Simply Obsessed:produced by Carillon LLC

Offbeat Wajima Lacquerware to Benefit Today’s Users -1


Today in Japan, many people use steel knives, forks and spoons with their meals. Outside the country, many more people regularly use steel cutlery. To adjust to today’s eating habits, Taiichi wanted to produce Wajima-nuri lacquerware that is resistant against friction between a dish and a steel spoon for example.

Through trial and error, Taiichi devised a new technique called “Makiji.” In this technique, the surface of the product is rough, unlike traditional products. Roughness is the result of a blend of special soil used for the base of Wajima-nuri lacquerware and the lacquer itself. The soil-mixed liquid coats the tableware, making the surface grainy and firm.

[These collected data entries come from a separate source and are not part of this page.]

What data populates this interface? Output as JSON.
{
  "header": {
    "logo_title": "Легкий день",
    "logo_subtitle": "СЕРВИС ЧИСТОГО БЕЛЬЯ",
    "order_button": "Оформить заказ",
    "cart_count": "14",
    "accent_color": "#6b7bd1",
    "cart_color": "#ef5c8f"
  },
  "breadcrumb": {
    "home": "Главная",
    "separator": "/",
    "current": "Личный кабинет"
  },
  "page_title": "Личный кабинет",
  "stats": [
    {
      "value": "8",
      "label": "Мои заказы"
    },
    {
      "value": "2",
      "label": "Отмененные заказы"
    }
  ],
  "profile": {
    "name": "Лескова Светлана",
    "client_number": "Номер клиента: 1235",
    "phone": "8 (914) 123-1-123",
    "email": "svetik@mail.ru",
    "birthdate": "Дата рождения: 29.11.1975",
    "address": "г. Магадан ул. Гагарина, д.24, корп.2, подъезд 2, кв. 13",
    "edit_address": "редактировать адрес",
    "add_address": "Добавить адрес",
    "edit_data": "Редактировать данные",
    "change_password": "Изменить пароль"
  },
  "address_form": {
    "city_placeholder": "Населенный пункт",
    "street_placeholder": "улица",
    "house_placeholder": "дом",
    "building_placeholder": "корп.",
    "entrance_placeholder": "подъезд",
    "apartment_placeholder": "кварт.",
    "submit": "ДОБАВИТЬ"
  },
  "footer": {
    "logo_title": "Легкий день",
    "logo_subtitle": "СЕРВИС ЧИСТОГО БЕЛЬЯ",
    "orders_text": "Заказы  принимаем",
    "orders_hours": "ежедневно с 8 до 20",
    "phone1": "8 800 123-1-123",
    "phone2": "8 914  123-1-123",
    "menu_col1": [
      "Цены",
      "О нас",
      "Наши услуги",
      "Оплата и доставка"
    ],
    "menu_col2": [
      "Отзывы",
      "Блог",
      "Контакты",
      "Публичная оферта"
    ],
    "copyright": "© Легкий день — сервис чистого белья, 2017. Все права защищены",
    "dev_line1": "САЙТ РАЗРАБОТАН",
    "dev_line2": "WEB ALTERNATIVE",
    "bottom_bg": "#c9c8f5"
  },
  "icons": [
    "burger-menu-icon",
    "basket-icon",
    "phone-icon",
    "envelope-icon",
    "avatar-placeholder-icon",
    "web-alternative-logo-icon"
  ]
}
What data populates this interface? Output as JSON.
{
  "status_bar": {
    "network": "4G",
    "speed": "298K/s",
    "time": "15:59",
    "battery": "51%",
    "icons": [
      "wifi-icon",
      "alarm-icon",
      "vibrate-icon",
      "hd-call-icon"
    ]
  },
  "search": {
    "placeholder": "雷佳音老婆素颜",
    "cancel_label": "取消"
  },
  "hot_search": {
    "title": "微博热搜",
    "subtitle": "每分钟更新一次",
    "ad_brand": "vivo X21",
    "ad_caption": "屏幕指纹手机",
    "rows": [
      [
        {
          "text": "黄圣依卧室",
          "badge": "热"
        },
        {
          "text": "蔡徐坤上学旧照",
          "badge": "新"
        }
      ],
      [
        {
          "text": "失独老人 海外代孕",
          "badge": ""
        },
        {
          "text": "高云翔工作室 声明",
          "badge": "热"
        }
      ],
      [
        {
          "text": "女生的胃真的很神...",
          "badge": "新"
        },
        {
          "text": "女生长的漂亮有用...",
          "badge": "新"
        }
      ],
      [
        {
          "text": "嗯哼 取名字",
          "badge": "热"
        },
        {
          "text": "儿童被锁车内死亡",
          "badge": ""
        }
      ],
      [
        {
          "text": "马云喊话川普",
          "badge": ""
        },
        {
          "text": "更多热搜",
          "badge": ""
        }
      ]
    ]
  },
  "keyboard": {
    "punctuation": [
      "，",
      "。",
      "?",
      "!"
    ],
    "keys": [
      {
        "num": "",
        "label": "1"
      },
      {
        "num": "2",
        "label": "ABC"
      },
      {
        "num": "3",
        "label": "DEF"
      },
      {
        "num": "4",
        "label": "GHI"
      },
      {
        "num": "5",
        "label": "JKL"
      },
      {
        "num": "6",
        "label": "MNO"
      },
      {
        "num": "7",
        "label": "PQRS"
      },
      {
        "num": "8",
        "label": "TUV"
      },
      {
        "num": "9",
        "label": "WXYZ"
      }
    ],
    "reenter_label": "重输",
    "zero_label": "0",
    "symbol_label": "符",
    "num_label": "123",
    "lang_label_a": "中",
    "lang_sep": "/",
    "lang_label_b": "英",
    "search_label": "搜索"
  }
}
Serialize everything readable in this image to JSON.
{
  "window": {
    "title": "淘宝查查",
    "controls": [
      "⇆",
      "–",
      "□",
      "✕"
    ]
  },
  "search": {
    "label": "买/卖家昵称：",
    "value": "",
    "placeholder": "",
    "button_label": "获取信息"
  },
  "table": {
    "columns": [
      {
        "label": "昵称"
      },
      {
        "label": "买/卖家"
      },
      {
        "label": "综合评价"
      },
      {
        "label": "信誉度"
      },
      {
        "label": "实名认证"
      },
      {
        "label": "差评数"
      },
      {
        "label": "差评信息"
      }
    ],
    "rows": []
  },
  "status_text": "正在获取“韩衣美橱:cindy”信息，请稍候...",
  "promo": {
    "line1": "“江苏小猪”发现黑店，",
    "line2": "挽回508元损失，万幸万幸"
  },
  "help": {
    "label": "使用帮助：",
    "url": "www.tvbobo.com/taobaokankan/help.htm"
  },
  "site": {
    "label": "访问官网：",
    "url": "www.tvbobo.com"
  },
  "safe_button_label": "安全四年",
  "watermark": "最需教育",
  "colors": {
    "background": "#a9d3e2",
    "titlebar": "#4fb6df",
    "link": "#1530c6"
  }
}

The quality of Wajima’s special soil, diatomaceous earth, is high; it’s made of the fossilized remains of plankton-like creatures that lived en mass in this region 12.5 million years ago. The purity is extremely high. This is another reason why lacquer techniques are highly developed in Wajima. Taiichi’s original Makiji technique increases hardness by using only high-quality soil and urushi lacquer. Because of the hard surface, steel spoons or forks won’t leave a scratch. In addition, the hardness allows you to use neutral detergent with a regular sponge for cleaning.

Gorgeous Japanese Kaiseki cuisine is a perfect match for traditional Wajima-nuri lacquer dishes and bowls. With the Makiji technique, Wajima-nuri tableware will help you enjoy Western food with steel cutlery free from worries. For hundreds of years, lacquerware like Wajima-nuri products has been adapted to human use. When you hold one of these pieces, you will feel how light and warm they are. In these dishes, pasta or curried rice can go beyond food meant merely to satisfy hunger. It turns into a selective lifestyle. To allow the food to take center-stage, Taiichi creates only black or reddish tableware.

Where did this idea of a scratch-free Wajima-nuri lacquer technique come from? He majored in Product Design at university, where his professor provided an impactful definition of design: The essence of design is to benefit today’s lifestyle by offering greater usability and comfort. Beautiful colors and shape as well as coolness are only a part of design. This idea changed Taiichi’s life.

He started to think about how to combine the definition of design, traditional crafts and lacquer techniques to improve conventional Wajima-nuri lacquerware. At that time, Japan was enjoying the “bubble economy”, and Wajima-nuri lacquerware was booming. The products were selling at their highest possible prices. Taiichi, however, asked himself a question. “Extremely expensive lacquerware is selling like hotcakes. But are high sales alone good for the Wajima-nuri lacquer industry?” In the midst of the heated economy that was raising the demand for and prices of Wajima-nuri products, he struggled with this question day after day.

“I came to think more profoundly about what craftsmanship was, and what lacquerware I should create to serve society, etc.,” said Taiichi. His came to the conclusion that his mission was to benefit contemporary users by conveying in an easy way the true comfort of lacquerware and the calmness of wood, distancing his position from the then-booming ultra-luxury Wajima-nuri products. This became the root of Taiichi’s development as a Wajima-nuri lacquerware professional.